全国に広がる「新幹線の通学補助」 若者の地元回帰へとつながるか (3/3ページ)
また、貸与を利用した学生の地元就職率は、そうでない学生よりも高いというデータも出ており、継続することで一定の効果が期待できるのでは、と考えています」
同じ静岡県内で、全国的にも珍しい人口増加を続けている自治体である長泉町も、2018年から新幹線通学支援補助金を始めた。子どもの数も増加している長泉町だが、同町こども未来課・子育て支援チームの担当者は取材に対し、「大学進学を機に東京に出てしまうのは、静岡全体の傾向で課題」だと話す。
「人口が増えているからと安心せず、課題に対しては対策を講じるべきだと考えました。そこで最低でも高校3年間は長泉町に住んでいた方を対象に、1か月あたり2万円、新幹線通学定期券の購入費の一部を補助しています」上京する学生を想定しているため、距離制限としてJR三島駅から100キロ以上の区間(例外として新横浜は可)という条件は設けられているが、すでに85人が申請しているという。さらに卒業後の定住を図るため、「未来人定住応援事業」という取り組みも行っている。

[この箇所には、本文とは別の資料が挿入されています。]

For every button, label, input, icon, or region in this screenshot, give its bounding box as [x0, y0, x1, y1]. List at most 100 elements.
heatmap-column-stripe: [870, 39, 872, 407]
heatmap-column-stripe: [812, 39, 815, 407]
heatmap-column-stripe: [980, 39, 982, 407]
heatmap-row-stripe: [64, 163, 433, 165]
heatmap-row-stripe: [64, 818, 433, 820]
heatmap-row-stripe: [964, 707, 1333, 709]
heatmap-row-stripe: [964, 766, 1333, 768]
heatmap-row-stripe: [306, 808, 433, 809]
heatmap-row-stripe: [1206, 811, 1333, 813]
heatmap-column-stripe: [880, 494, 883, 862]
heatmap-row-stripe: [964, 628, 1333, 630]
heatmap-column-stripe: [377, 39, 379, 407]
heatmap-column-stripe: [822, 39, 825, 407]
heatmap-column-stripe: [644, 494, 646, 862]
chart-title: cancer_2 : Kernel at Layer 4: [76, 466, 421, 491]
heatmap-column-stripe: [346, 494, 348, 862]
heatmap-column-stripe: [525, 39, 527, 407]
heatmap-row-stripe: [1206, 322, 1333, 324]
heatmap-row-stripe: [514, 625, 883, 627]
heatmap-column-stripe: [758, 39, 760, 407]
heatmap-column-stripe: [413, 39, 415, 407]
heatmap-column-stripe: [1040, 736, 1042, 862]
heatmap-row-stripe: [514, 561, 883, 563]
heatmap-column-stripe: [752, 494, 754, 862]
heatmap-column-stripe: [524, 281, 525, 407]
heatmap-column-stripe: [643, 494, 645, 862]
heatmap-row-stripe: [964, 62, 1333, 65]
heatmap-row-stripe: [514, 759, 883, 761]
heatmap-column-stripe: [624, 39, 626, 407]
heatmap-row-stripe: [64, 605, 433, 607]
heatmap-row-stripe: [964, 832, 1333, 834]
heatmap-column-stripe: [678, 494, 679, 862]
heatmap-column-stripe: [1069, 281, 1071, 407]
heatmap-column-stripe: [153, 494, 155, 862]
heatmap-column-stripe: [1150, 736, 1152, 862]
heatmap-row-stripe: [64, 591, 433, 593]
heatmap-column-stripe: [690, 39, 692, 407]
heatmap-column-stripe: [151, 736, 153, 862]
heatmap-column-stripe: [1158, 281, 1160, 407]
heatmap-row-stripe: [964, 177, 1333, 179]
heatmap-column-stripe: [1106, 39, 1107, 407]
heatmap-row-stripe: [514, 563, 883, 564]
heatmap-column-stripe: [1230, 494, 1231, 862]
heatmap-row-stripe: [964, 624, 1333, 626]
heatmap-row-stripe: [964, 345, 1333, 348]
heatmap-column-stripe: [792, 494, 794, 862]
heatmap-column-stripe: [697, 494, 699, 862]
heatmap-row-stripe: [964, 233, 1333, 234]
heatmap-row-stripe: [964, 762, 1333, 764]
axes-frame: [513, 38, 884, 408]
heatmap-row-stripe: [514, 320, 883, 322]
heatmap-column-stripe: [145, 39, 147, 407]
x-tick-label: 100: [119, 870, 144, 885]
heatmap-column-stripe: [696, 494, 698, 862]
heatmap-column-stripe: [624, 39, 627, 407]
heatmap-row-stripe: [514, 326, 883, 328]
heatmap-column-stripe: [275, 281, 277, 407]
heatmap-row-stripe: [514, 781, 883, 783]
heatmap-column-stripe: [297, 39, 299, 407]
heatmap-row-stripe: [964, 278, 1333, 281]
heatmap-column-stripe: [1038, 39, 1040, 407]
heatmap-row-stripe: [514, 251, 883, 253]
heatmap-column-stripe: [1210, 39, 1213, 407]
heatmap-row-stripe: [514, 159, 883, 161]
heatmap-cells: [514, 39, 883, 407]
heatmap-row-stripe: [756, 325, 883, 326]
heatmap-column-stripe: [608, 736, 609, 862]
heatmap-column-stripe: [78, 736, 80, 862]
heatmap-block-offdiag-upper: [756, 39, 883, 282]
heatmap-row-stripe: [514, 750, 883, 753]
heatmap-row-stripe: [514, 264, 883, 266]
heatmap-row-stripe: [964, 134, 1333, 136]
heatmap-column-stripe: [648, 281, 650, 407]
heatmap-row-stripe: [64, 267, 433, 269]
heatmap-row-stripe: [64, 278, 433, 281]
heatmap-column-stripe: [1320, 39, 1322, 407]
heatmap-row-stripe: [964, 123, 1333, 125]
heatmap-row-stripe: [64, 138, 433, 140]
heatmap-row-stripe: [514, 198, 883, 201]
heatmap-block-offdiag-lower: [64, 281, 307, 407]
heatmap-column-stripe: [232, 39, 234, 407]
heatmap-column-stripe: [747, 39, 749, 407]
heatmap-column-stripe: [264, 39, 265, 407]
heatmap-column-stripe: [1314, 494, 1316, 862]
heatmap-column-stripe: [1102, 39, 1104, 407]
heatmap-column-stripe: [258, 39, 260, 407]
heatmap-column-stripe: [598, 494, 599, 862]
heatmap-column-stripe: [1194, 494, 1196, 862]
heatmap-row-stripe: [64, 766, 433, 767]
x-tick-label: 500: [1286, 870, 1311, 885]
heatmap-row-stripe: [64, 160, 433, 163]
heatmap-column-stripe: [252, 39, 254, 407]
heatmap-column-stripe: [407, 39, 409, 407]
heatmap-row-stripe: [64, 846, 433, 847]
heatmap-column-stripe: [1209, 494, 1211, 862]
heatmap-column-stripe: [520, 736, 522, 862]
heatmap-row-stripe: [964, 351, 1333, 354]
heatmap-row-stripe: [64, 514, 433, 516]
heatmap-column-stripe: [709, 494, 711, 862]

「高校3年間は長泉町に居住し、大学進学で町外へと出ていても、卒業後に長泉町に在住し、5年間以上正規雇用されている方に最大30万円の奨励金を交付しており、新幹線通学の申請者にも『未来人定住応援事業』への仮エントリーを呼びかけています。こうした制度を通して、若い人たちに地元への愛着をより持っていただきたいですね」今回紹介した自治体以外にも、新幹線通学は多数の自治体が取り組んでいる。ざっと検索をしただけでも、富山県黒部市、高岡市、広島県福山市などが確認できた。県外に進学すると帰ってこないことが常態化しつつある今、こうした取り組みはさらに広がっていきそうだ。